Usted está aquí: viernes 28 de julio de 2006 Opinión De guerra y pulsión de muerte

José Cueli

De guerra y pulsión de muerte

En el Diccionario de Psicoanálisis, de Laplanche y Pontalis, encontramos la siguiente definición de las pulsiones de muerte: ''Dentro de la última teoría freudiana de las pulsiones (las de muerte) designan una categoría fundamental de pulsiones que se contraponen a las pulsiones de vida y que tienden a la reducción completa de las tensiones, es decir, a devolver al ser vivo al estado inorgánico''.

Las pulsiones de muerte se dirigen primeramente hacia el interior y tienden a la autodestrucción; secundariamente se orientan hacia el exterior, manifestándose, entonces, en forma de pulsión agresiva o destructiva.

Este concepto fue introducido por Freud en su texto Más allá del principio del placer (1920), y permaneció fiel a este concepto hasta el final de su vida, en 1939.

Dicha teorización ha sido motivo de controversias, inclusive dentro del propio ámbito sicoanalítico. En un mundo cada vez más vacuo, la tendencia negadora y la edulcoración de los conceptos resulta intolerable para muchos, que se niegan a aceptar el mencionado concepto freudiano, a pesar de las múltiples evidencias cotidianas, no sólo en la clínica sicoanalítica, sino en el mundo en general.

Después de la Segunda Guerra Mundial se habló del hombre nuevo que surgiría de los escombros, porque había aprendido de lo sufrido y sería capaz de renovarse y apostar por la paz. Freud siempre se mostró escéptico frente a estas esperanzas y el tiempo, y los posteriores conflictos bélicos le han dado la razón. No hay hombre nuevo. Lo que existe es la compulsión a la repetición y, tras ella, agazapada y silenciosa, la pulsión de muerte.

El siglo XX fue una verdadera bofetada para la paz, un siglo vergonzoso y catastrófico, y lo poco que llevamos del XXI no resulta menos preocupante. No avanzamos sino que retrocedemos. Primero Afganistán, después el desastre inacabable de Irak y ahora, ¡el colmo!, la barbarie que representa la guerra entre Israel y Líbano.

Misiles van y vienen y, mientras tanto, como de costumbre, los que mueren son los inocentes, la población civil que vive con terror una situación dantesca, totalmente injusta y más cercana al averno que a lo que se esperaría de un mundo supuestamente civilizado. La pulsión de muerte campea a sus anchas en Medio Oriente.

Resulta consternador y terriblemente deprimente observar las escenas en los hospitales de mujeres y niños heridos, mutilados, presos de pánico. Rostros que muestran terror, dolor, desolación y unas heridas, tanto físicas como emocionales, que marcarán el resto de sus vidas.

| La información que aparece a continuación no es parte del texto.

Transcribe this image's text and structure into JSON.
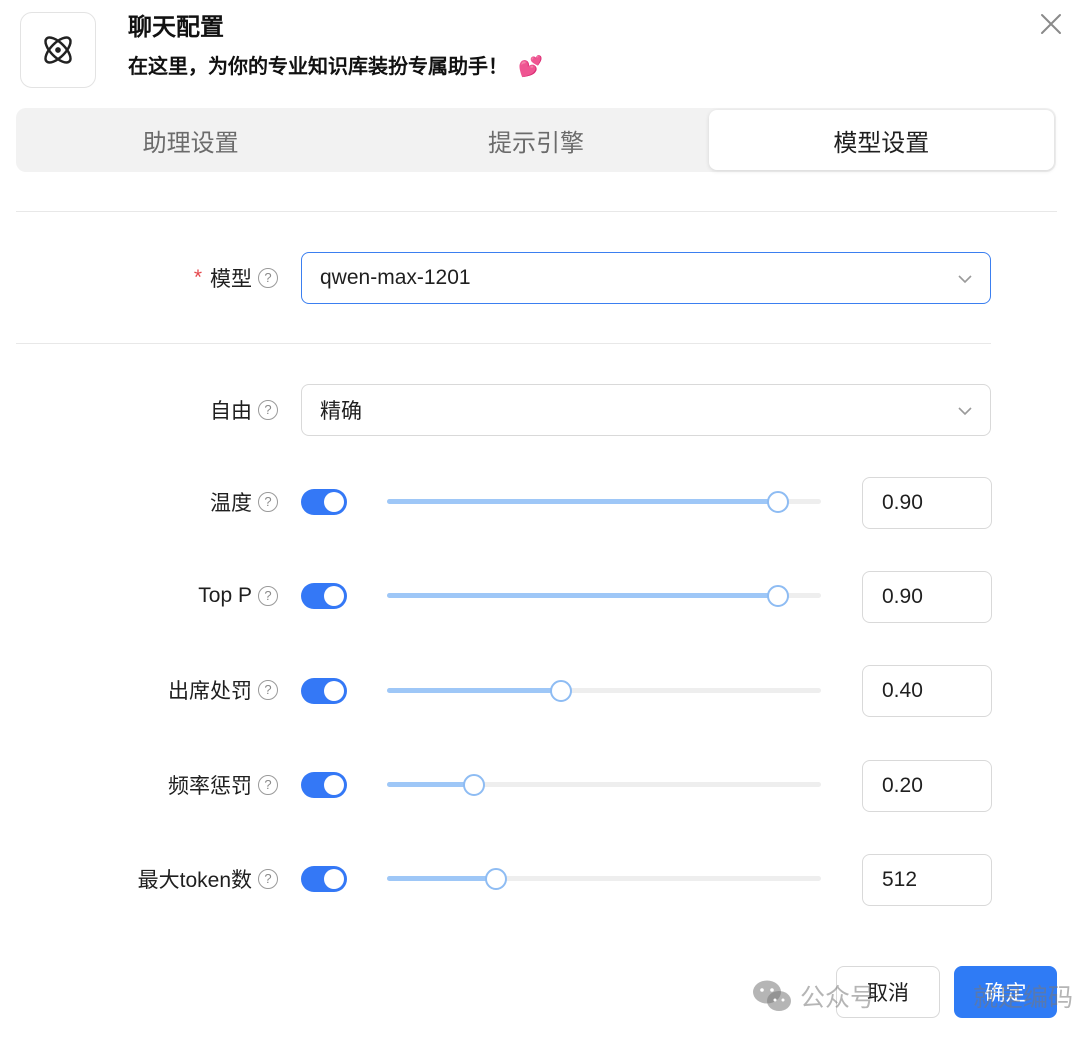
{
  "header": {
    "title": "聊天配置",
    "subtitle": "在这里，为你的专业知识库装扮专属助手！",
    "subtitle_emoji": "💕",
    "app_icon": "atom-icon",
    "close_icon": "close-icon"
  },
  "tabs": [
    {
      "label": "助理设置",
      "active": false
    },
    {
      "label": "提示引擎",
      "active": false
    },
    {
      "label": "模型设置",
      "active": true
    }
  ],
  "form": {
    "model": {
      "label": "模型",
      "required": true,
      "value": "qwen-max-1201"
    },
    "freedom": {
      "label": "自由",
      "value": "精确"
    },
    "params": [
      {
        "key": "temperature",
        "label": "温度",
        "enabled": true,
        "value": "0.90",
        "fraction": 0.9
      },
      {
        "key": "top_p",
        "label": "Top P",
        "enabled": true,
        "value": "0.90",
        "fraction": 0.9
      },
      {
        "key": "presence_penalty",
        "label": "出席处罚",
        "enabled": true,
        "value": "0.40",
        "fraction": 0.4
      },
      {
        "key": "frequency_penalty",
        "label": "频率惩罚",
        "enabled": true,
        "value": "0.20",
        "fraction": 0.2
      },
      {
        "key": "max_tokens",
        "label": "最大token数",
        "enabled": true,
        "value": "512",
        "fraction": 0.25
      }
    ]
  },
  "footer": {
    "cancel_label": "取消",
    "ok_label": "确定"
  },
  "watermark": {
    "prefix": "公众号",
    "author": "就是编码"
  },
  "colors": {
    "accent": "#3478f6",
    "slider_track": "#9ec7f7",
    "required": "#e5484d"
  }
}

Mueren, sufren y padecen sin justificación alguna. Lo que quedará en sus corazones será el horror y el odio, que no hacen sino engendrar más violencia. Resultará imposible elaborar situaciones traumáticas de tal magnitud. Vidas segadas y con marcas indelebles en el cuerpo y en el alma.

Cabe aquí mencionar a Levinas, cuando dice que la muerte del otro nos atañe, nos toca directamente, es también nuestra propia muerte.

Lo que sorprende, desconcierta y enfada es la falta de respuesta de la comunidad internacional para detener semejante matanza.

Aunque ciertamente no debería de sorprendernos, pues sabemos que preferirán cerrar los ojos para que sus propios intereses, fundamentalmente de índole económica, no se vean afectados.

Las imágenes son desgarradoras. ¿Cuál sería nuestra reacción si uno de esos niños mutilados fuera hijo nuestro? Clamaríamos por justicia, nos llenaríamos de rabia e impotencia.

Pongámonos en los zapatos del otro. En consecuencia, alcemos la voz y pidamos justicia para impedir muertes totalmente injustificadas. Ninguna muerte de un semejante se justifica.